I had to fake joviality for the rest of the night, while feeling sick to my stomach.
Barreling inland
The truth is, Beryl could have been much worse. After weakening due to interaction with the Yucatan Peninsula on Friday, Beryl moved into the Gulf of Mexico just about when I was having that celebratory dinner on Friday evening. At that point, it was a strong tropical storm with 60 mph sustained winds. It had nearly two and a half days over open water to re-organize, and that seemed likely. Beryl had Saturday to shrug off dry air and was expected to intensify significantly on Sunday. It was due to make landfall on Monday morning.
The track for Beryl continued to look grim over the weekend—although its landfall would occur well south of Houston, Beryl’s track inland would bring its center and core of strongest winds over the most densely populated part of the city. However, we took some solace from a lack of serious intensification on Saturday and Sunday. Even at 10 pm local time on Sunday, less than six hours before Beryl’s landfall near Matagorda, it was still not a hurricane.
However, in those final hours Beryl did finally start to get organized in a serious way. We have seen this before as hurricanes start to run up on the Texas coast, where frictional effects from its outer bands aid intensification. In the last six hours Beryl intensified into a Category 1 hurricane, with 80-mph sustained winds. The eyewall of the storm closed, and Beryl was poised for rapid intensification. Then it ran aground.

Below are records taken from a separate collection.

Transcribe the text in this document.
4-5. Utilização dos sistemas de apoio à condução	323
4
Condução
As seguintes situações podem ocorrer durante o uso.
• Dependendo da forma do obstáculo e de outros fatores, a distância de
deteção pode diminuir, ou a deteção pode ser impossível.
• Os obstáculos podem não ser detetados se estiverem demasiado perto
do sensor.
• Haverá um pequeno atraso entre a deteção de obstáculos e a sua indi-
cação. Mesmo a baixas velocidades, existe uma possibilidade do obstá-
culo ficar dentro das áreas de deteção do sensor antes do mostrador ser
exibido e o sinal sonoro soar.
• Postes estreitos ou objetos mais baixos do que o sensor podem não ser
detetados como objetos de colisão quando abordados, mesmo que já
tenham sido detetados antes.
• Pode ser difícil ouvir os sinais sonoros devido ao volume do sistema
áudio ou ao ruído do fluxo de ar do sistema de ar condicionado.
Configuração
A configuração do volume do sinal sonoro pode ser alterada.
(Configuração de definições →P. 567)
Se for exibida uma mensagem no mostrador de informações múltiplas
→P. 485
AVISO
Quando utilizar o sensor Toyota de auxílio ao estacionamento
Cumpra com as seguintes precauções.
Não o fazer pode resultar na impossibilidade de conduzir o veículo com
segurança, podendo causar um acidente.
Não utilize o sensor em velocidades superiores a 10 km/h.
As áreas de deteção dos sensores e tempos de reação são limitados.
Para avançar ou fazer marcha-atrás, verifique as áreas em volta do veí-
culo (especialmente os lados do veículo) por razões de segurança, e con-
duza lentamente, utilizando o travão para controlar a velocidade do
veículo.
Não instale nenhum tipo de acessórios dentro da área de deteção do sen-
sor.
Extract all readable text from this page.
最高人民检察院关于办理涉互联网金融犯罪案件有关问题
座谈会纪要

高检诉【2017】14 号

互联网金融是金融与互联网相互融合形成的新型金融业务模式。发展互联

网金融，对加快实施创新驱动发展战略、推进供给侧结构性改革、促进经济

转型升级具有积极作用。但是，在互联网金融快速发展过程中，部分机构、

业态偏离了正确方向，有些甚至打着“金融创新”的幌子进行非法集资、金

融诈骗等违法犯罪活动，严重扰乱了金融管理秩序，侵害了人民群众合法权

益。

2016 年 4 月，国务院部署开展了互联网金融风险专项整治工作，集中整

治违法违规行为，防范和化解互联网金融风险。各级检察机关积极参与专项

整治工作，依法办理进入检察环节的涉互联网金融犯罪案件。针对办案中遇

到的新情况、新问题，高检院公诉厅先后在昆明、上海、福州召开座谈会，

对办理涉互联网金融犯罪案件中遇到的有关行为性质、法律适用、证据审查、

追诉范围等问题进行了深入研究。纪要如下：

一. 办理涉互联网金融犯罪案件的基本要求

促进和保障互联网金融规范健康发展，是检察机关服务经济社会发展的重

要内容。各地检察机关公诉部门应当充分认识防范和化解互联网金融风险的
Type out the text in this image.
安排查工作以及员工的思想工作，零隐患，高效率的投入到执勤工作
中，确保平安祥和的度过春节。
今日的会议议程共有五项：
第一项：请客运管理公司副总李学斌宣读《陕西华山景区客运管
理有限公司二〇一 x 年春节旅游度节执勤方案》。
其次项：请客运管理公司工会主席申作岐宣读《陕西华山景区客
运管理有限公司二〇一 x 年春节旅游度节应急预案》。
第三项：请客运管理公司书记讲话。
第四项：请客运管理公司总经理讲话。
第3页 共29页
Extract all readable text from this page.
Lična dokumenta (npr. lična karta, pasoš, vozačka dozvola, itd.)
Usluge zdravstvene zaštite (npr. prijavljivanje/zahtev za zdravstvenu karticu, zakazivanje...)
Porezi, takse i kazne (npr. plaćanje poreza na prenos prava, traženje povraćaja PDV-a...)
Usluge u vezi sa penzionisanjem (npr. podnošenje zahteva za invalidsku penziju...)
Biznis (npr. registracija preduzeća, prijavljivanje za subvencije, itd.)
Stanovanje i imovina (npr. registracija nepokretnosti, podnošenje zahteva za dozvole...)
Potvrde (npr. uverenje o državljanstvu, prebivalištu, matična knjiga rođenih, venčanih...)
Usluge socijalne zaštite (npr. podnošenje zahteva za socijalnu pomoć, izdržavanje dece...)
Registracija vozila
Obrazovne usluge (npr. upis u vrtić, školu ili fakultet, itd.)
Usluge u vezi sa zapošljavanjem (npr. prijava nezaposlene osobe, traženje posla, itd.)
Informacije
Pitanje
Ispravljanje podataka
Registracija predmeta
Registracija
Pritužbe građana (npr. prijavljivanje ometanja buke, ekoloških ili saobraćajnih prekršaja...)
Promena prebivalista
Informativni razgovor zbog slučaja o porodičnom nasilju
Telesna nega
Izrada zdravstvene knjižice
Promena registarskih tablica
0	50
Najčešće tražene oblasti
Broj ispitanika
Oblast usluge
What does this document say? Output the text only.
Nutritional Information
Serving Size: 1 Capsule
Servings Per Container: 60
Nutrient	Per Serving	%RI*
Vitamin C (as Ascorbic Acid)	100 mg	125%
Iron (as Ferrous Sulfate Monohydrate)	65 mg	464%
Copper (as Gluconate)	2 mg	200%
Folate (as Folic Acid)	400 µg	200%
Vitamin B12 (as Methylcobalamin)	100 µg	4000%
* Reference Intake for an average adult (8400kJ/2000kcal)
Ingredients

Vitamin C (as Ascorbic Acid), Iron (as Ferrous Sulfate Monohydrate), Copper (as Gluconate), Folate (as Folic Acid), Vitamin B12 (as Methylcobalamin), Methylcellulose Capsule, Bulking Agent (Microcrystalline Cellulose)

Normally, as a hurricane traverses land it starts to weaken fairly quickly. But Beryl didn’t. Instead, the storm maintained much of its strength and bulldozed right into the heart of Houston with near hurricane-force sustained winds and higher gusts. I suspect what happened is that Beryl, beginning to deepen, had a ton of momentum at landfall, and it took time for interaction with land to reverse that momentum and begin slowing down its winds.
First the lights went out. Then the Internet soon followed. Except for storm chasers, hurricanes are miserable experiences. There is the torrential rainfall and rising water. But most ominous of all, at least for me, are the howling winds. When stronger gusts come through, even sturdily built houses shake. Trees whip around violently. It is such an uncontrolled, violent fury that one must endure. Losing a connection to the outside world magnifies one’s sense of helplessness.
In the end, Beryl knocked out power to about 2.5 million customers across the Houston region, including yours truly. Because broadband Internet service providers generally rely on these electricity services to deliver Internet, many customers lost connectivity. Even cell phone towers, reduced to batteries or small generators, were often only capable of delivering text and voice services.